Democratic leader Robert Byrd said Wednesday that the Senate can approve the INF treaty before the start of the U.S.-Soviet summit if only "legitimate and serious" amendments are offered.
Byrd said, "If a lot of other things get in the way," progress on the treaty would be impeded, cutting down prospects of passage in time for the summit, and conceded that was "likely" to happen.Although Byrd did not pinpoint Sen. Jesse Helms, the Republican North Carolina conservative has said he will offer "some dozen" amendments, which backers of the treaty consider neither legitimate nor serious.
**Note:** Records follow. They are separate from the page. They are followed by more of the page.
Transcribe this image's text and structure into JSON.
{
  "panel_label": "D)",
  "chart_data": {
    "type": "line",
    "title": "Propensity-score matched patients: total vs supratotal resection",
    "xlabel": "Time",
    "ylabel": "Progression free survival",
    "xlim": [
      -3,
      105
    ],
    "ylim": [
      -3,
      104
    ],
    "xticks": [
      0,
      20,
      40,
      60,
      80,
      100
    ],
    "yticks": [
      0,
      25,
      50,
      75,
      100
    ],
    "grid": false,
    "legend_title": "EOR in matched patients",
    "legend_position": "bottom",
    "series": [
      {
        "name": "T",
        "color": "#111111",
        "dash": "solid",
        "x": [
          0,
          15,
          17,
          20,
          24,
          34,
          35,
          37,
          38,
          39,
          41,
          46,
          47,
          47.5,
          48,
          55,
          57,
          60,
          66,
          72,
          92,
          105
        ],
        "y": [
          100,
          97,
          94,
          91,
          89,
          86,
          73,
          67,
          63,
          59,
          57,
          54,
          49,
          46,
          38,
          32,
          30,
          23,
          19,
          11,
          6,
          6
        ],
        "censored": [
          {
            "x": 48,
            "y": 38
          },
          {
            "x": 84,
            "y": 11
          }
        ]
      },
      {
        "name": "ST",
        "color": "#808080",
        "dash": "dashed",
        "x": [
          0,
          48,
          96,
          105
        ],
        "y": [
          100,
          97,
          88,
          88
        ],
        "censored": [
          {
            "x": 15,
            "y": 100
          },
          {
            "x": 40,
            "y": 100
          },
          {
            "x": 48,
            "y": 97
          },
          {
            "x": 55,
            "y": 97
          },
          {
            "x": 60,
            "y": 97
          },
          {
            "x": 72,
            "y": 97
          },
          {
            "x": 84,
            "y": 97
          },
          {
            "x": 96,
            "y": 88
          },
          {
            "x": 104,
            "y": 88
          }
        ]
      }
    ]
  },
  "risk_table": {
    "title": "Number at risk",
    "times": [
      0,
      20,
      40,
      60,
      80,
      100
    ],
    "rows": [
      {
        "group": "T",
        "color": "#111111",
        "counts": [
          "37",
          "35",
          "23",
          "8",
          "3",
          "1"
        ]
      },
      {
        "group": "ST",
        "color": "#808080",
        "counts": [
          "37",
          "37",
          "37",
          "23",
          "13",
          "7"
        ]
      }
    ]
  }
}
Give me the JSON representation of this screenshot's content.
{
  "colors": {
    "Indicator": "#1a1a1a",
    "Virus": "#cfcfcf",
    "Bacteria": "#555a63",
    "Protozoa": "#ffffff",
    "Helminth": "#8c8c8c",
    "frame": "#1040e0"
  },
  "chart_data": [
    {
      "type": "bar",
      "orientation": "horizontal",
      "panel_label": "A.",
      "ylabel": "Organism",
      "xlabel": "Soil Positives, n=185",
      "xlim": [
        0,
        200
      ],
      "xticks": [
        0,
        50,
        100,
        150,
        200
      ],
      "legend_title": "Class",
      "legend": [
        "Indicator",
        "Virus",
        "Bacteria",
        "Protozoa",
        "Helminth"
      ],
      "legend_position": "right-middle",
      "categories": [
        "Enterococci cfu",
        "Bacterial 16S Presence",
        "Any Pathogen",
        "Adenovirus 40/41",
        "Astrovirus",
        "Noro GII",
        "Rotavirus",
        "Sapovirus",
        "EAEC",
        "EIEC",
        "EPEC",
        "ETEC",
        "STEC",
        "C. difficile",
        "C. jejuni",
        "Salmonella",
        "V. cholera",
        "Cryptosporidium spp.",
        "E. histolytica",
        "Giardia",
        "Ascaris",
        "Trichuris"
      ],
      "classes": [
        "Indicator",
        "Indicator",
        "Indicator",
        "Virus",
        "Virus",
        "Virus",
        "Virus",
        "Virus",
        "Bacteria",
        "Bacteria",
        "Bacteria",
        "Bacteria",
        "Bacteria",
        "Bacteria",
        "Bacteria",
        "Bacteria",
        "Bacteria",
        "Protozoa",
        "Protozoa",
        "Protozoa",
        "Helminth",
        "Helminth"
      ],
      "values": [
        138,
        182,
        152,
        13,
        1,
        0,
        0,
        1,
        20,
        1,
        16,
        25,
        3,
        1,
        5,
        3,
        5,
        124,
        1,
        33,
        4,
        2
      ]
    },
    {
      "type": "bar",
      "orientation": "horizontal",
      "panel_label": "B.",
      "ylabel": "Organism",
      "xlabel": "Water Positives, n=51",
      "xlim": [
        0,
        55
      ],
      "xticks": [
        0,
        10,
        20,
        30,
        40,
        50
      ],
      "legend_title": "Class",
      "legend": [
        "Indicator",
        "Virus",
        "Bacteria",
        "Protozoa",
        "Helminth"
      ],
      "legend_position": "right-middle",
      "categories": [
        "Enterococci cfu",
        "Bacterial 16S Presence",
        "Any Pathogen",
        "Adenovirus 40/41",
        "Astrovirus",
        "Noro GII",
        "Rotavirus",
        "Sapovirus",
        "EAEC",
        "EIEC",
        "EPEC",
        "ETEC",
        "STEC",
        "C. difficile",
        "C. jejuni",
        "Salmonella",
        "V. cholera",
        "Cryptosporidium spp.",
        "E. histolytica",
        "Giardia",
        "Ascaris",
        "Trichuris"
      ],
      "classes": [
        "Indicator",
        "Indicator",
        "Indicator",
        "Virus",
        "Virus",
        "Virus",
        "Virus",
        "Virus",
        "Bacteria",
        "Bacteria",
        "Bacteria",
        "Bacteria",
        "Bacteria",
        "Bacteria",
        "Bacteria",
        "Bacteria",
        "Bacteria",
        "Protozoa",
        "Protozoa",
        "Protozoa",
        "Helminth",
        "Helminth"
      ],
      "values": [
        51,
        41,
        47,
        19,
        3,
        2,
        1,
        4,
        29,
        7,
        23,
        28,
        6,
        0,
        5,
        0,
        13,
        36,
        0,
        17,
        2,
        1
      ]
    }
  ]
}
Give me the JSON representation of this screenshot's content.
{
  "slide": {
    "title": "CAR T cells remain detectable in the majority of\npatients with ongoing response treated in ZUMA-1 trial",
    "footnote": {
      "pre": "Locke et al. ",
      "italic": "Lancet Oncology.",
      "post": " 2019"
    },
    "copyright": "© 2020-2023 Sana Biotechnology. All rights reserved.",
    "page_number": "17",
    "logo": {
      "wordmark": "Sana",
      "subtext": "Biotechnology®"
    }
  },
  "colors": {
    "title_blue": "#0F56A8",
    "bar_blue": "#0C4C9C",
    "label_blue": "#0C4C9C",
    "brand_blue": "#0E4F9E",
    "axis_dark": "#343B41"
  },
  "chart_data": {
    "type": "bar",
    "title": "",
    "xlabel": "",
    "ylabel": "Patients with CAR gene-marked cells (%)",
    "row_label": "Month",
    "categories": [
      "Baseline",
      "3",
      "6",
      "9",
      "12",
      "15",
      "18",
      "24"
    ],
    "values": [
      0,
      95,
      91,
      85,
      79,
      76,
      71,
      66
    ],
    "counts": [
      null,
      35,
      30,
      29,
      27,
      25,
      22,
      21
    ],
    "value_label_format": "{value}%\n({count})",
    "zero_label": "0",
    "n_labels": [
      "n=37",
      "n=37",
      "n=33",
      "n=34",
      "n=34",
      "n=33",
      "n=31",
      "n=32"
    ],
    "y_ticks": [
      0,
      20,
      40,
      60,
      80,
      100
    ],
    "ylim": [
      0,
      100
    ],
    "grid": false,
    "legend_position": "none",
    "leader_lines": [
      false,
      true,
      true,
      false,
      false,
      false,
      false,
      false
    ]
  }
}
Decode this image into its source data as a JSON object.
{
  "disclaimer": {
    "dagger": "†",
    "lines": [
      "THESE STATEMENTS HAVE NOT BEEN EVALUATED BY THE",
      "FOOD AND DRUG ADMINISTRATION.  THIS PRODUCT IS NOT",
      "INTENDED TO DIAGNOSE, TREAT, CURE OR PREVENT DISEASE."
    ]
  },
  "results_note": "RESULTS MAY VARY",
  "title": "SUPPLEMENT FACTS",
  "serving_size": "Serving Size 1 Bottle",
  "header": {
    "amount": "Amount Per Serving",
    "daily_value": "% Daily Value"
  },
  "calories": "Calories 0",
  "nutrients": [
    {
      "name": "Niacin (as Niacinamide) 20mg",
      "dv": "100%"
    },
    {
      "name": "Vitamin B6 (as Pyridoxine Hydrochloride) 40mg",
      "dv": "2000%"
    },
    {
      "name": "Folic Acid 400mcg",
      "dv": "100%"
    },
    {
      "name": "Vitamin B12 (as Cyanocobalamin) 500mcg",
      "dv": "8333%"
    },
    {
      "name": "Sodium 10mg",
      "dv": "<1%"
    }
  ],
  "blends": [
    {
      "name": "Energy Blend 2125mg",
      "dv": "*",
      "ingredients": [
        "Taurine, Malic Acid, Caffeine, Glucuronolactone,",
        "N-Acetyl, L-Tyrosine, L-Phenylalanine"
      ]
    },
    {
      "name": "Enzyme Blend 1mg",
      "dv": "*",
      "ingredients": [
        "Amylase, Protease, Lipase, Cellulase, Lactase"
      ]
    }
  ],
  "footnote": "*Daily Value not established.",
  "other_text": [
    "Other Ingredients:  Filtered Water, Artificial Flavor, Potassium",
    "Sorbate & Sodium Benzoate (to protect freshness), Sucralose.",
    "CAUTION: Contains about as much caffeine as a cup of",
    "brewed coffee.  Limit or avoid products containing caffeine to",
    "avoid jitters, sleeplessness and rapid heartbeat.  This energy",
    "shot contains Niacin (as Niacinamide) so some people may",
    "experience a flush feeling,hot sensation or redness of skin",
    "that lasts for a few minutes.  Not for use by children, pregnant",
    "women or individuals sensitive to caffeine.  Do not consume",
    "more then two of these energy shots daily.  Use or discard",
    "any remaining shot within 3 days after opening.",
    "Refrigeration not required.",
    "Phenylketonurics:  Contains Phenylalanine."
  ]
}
Senate Republican leader Robert Dole said he did not know of any senators, Republican or Democratic, who want to delay the historic treaty but said that amendments would be offered.
White House spokesman Howard Baker told reporters Wednesday he is hopeful that the Intermediate-Range Nuclear Forces Treaty will be ratified in time for President Reagan to take it to Moscow with him for his May 30-June 2 summit with Soviet leader Mikhail Gorbachev.
"To be able to take the ratified treaty to Moscow will be a major plus," Baker said. "It would be a disappointment, but it won't be a disaster" if it is not approved by then.
However, he said that lack of a ratified accord "might influence the Soviets not to go ahead with the next treaty," referring to the Strategic Arms Reduction Treaty with the proposed 50 percent reduction in superpower long-range missile arsenals.
Debate began on the INF treaty Tuesday with little doubt that the Senate can muster the two-thirds majority for passage, but not certain if it can be approved in time for the Moscow summit.